Любопытна встреча Рубцова и Кузнецова в литературном общежитии на кухне.
«Ты знаешь, кто я? – спросил Николай Рубцов, забубённая головушка с припотухшим взглядом на припухшем после студенческого „разгуляя“ лице. Кузнецов недоумённо пожал плечами: слишком невзрачен был стоявший перед ним человек. – Я – Николай Рубцов. Я гений, но я прост с людьми». Может, это была лишь оговорка, шутка на простака? Но отчего так укоренилась в памяти? В кабачке литераторов она была в моё время в ходу.
Тогда Кузнецов усмехнулся и подумал про себя: «Два гения на одной кухне – это много». И это мнение не переменится до конца дней… Через два– дцать три года Кузнецов, как бы невзначай, выронит фразу, когда при нём станут величить Николая Рубцова: «Ну какой он гений... У Рубцова был явный комплекс деревни в городе».
...Небольшого росточка, тонкокостый вологодский «вьюнош», плешеватый, востроносый, пригорблый, с пригорелым чайником в руках, пьющий из железного носик «холодянку», и Кузнецов – высокий, кудреватый, с зелёными навыкате прозрачными глазами, широкой грудью, с надменным взглядом сверху вниз. Конечно, невольно высеклась незримая искра насмешки и подозрительности. Страдающий с похмелья Рубцов навряд ли сохранил в памяти образ спесивого парня, даже не кивнувшего в приветствии головою; он был погружён в себя, его взгляд был сама горючая печаль.

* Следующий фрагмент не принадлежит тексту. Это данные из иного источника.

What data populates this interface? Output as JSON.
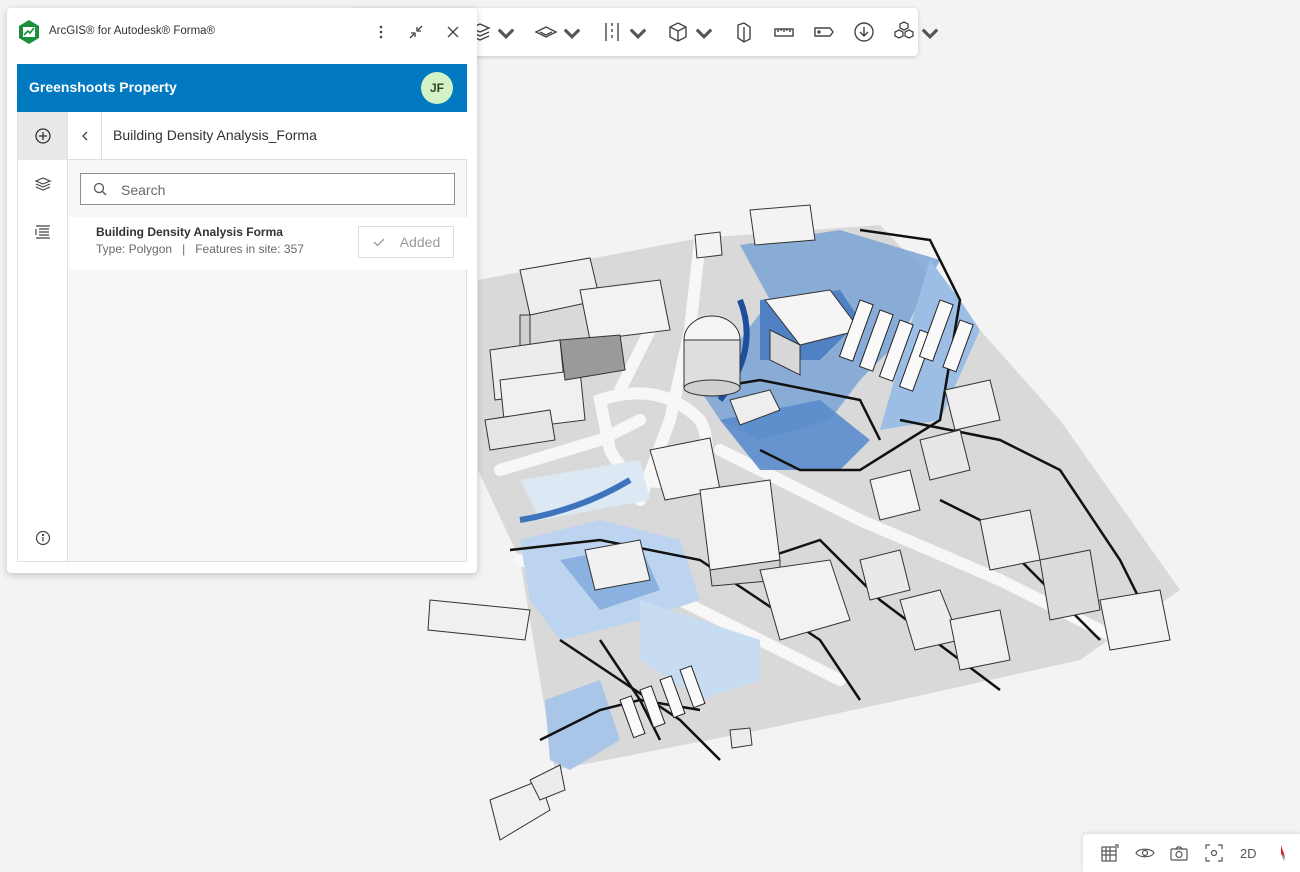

Два самолюбивых поэта обитали в особых мирах, и ничто не притягивало их друг к другу.
Странно, но их пути позднее так и не пересеклись. Кузнецов с дерзкой самоуверенностью замышлял воз русской поэзии повернуть с росстани, чтобы проторить новую колею, а Рубцов, наверное, с грустью думал, что всё в мире до пошлости заурядно, обыденно и скучно; деньги были, слава была, женщины были, – так зачем дальше жить?
На кухне встретились поэт, уходящий из жизни, и самонадеянный поэт, только вступающий на порог славы.
Скрытая ревность к вологодскому самородку не отпускала Кузнецова до самого конца... Их постоянно сравнивали, отдавали Рубцову первенство, и этим невольно притравливали самолюбие. Рубцов был кукушонком, подкидышем в московское поэтическое гнездо и только после смерти в серенькой невзрачной птичке столица разглядела российского соловья. Кузнецову приходилось постоянно перемогать народное притяжение к Рубцову; кафтан с вологодского плеча был мал для кубанского казака, а свой, сшитый пока на живую нитку, часто лопался под мышками.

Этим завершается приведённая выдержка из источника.